Published by: World Tibet Network News, Sunday, May 26 1996
BEIJING May 24(AP)--In its crackdown on the Tibetan independence movement, China denounced the Dalai Lama and announced it would root out sabotage and halt bombings, killings and other criminal activities.
A Chinese decision last month to ban photographs of the Dalai Lama, the exiled spiritual leader of the fervently Buddhist Tibetans, has caused some of the worst violence the Himalayan region has seen in several years.
Government-run Tibet Radio, monitored by the British Broadcasting Corp., announced the new measures, and said those who gave themselves up or informed on others before the end of June would be treated leniently.
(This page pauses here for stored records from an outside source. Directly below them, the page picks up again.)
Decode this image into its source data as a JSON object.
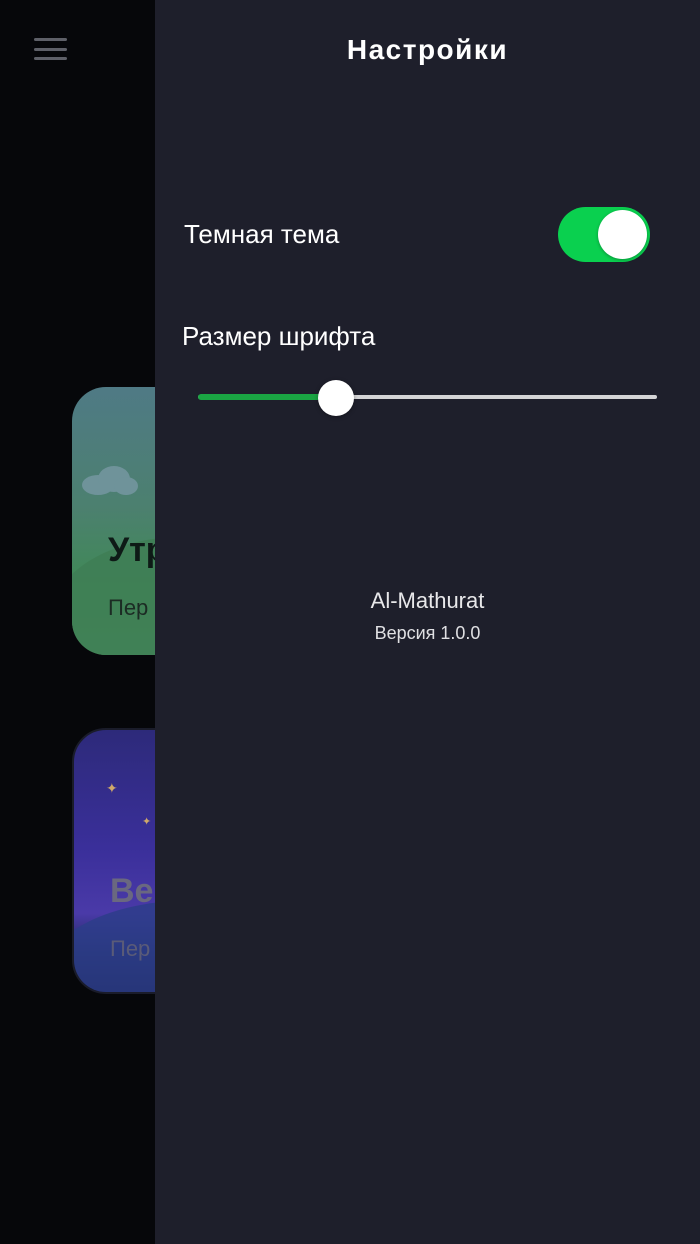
{
  "background": {
    "morning_card": {
      "title": "Утр",
      "subtitle": "Пер"
    },
    "evening_card": {
      "title": "Ве",
      "subtitle": "Пер"
    }
  },
  "settings": {
    "title": "Настройки",
    "dark_theme": {
      "label": "Темная тема",
      "enabled": true
    },
    "font_size": {
      "label": "Размер шрифта",
      "value_fraction": 0.3
    },
    "app_name": "Al-Mathurat",
    "version": "Версия 1.0.0"
  },
  "colors": {
    "accent": "#0ad04f",
    "drawer_bg": "#1e1f2b",
    "slider_fill": "#1aa543"
  },
  "icons": [
    "menu-icon"
  ]
}
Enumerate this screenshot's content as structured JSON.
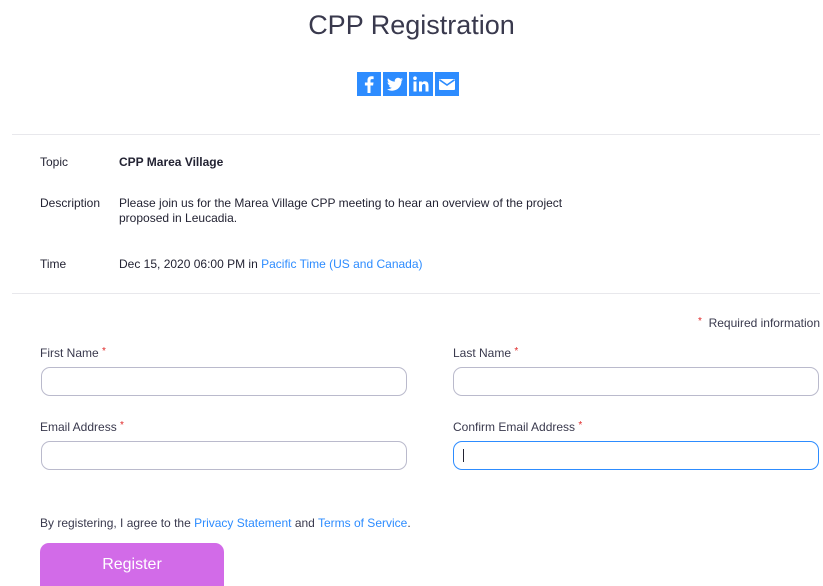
{
  "page": {
    "title": "CPP Registration"
  },
  "share": {
    "facebook_icon": "facebook-icon",
    "twitter_icon": "twitter-icon",
    "linkedin_icon": "linkedin-icon",
    "email_icon": "email-icon",
    "brand_color": "#2d8cff"
  },
  "meeting": {
    "topic_label": "Topic",
    "topic_value": "CPP Marea Village",
    "description_label": "Description",
    "description_value": "Please join us for the Marea Village CPP meeting to hear an overview of the project proposed in Leucadia.",
    "time_label": "Time",
    "time_value": "Dec 15, 2020 06:00 PM in",
    "time_zone_link": "Pacific Time (US and Canada)"
  },
  "form": {
    "required_star": "*",
    "required_note": "Required information",
    "first_name_label": "First Name",
    "first_name_value": "",
    "last_name_label": "Last Name",
    "last_name_value": "",
    "email_label": "Email Address",
    "email_value": "",
    "confirm_email_label": "Confirm Email Address",
    "confirm_email_value": ""
  },
  "agreement": {
    "prefix": "By registering, I agree to the",
    "privacy_link": "Privacy Statement",
    "and_text": "and",
    "terms_link": "Terms of Service",
    "suffix": "."
  },
  "actions": {
    "register_label": "Register",
    "register_color": "#d26be8"
  }
}
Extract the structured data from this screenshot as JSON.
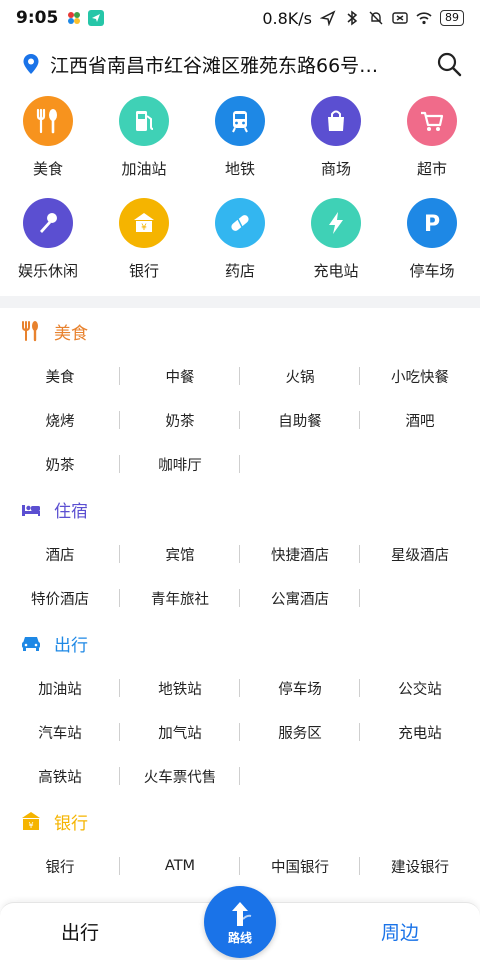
{
  "statusbar": {
    "time": "9:05",
    "speed": "0.8K/s",
    "battery": "89"
  },
  "location": {
    "address": "江西省南昌市红谷滩区雅苑东路66号…"
  },
  "categories": [
    {
      "label": "美食",
      "icon": "fork-spoon-icon",
      "color": "#f7931e"
    },
    {
      "label": "加油站",
      "icon": "gas-pump-icon",
      "color": "#3fd1b6"
    },
    {
      "label": "地铁",
      "icon": "metro-train-icon",
      "color": "#1e88e5"
    },
    {
      "label": "商场",
      "icon": "shopping-bag-icon",
      "color": "#5b4fd1"
    },
    {
      "label": "超市",
      "icon": "shopping-cart-icon",
      "color": "#f06b8a"
    },
    {
      "label": "娱乐休闲",
      "icon": "microphone-icon",
      "color": "#5b4fd1"
    },
    {
      "label": "银行",
      "icon": "bank-icon",
      "color": "#f5b400"
    },
    {
      "label": "药店",
      "icon": "pill-icon",
      "color": "#33b6f0"
    },
    {
      "label": "充电站",
      "icon": "lightning-icon",
      "color": "#3fd1b6"
    },
    {
      "label": "停车场",
      "icon": "parking-icon",
      "color": "#1e88e5"
    }
  ],
  "sections": [
    {
      "title": "美食",
      "color": "#e8822e",
      "icon": "fork-spoon-icon",
      "items": [
        "美食",
        "中餐",
        "火锅",
        "小吃快餐",
        "烧烤",
        "奶茶",
        "自助餐",
        "酒吧",
        "奶茶",
        "咖啡厅"
      ]
    },
    {
      "title": "住宿",
      "color": "#5b4fd1",
      "icon": "bed-icon",
      "items": [
        "酒店",
        "宾馆",
        "快捷酒店",
        "星级酒店",
        "特价酒店",
        "青年旅社",
        "公寓酒店"
      ]
    },
    {
      "title": "出行",
      "color": "#1e88e5",
      "icon": "car-icon",
      "items": [
        "加油站",
        "地铁站",
        "停车场",
        "公交站",
        "汽车站",
        "加气站",
        "服务区",
        "充电站",
        "高铁站",
        "火车票代售"
      ]
    },
    {
      "title": "银行",
      "color": "#f5b400",
      "icon": "bank-icon",
      "items": [
        "银行",
        "ATM",
        "中国银行",
        "建设银行"
      ]
    }
  ],
  "bottomnav": {
    "left": "出行",
    "center": "路线",
    "right": "周边"
  },
  "colors": {
    "accent": "#1a73e8"
  }
}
Police opened fire on stone-throwing monks 19 days ago, wounding three of them, the Tibet Information Network, a London-based monitoring group, reported. Another monk was believed to have been beaten and critically injured.
One of the most important monasteries in Tibet, Ganden, remained virtually abandoned, the group said.
Bombings in Tibet have been reported sporadically since last summer, but the numbers cannot be confirmed.
After the Dalai Lama last May chose a 6-year-old Tibetan boy as the reincarnation of the Panchen Lama, Tibet's next-highest spiritual leader, Beijing named its own 6-year-old and launched a campaign to discredit the Dalai Lama.
Since then, supervision of monasteries and temples has been tightened, and senior religious figures have been called on to denounce the Dalai Lama.
China's official Xinhua News Agency reported that a high-ranking monk, Drobkang Tubdain Kedrob, accused the Dalai Lama and his followers of disrupting Tibet's stability.
The May 16 Tibet Daily, seen in Beijing today, warned that harsher control would be placed on temples and monasteries where monks and nuns have been calling for independence.
The measures are among the harshest Beijing has imposed on Tibet since it began relaxing religious controls 20 years ago. They also signal Beijing's inability to wipe out support for Tibetan independence and the Dalai Lama, who fled into exile in 1959, nine years after China's army entered Tibet.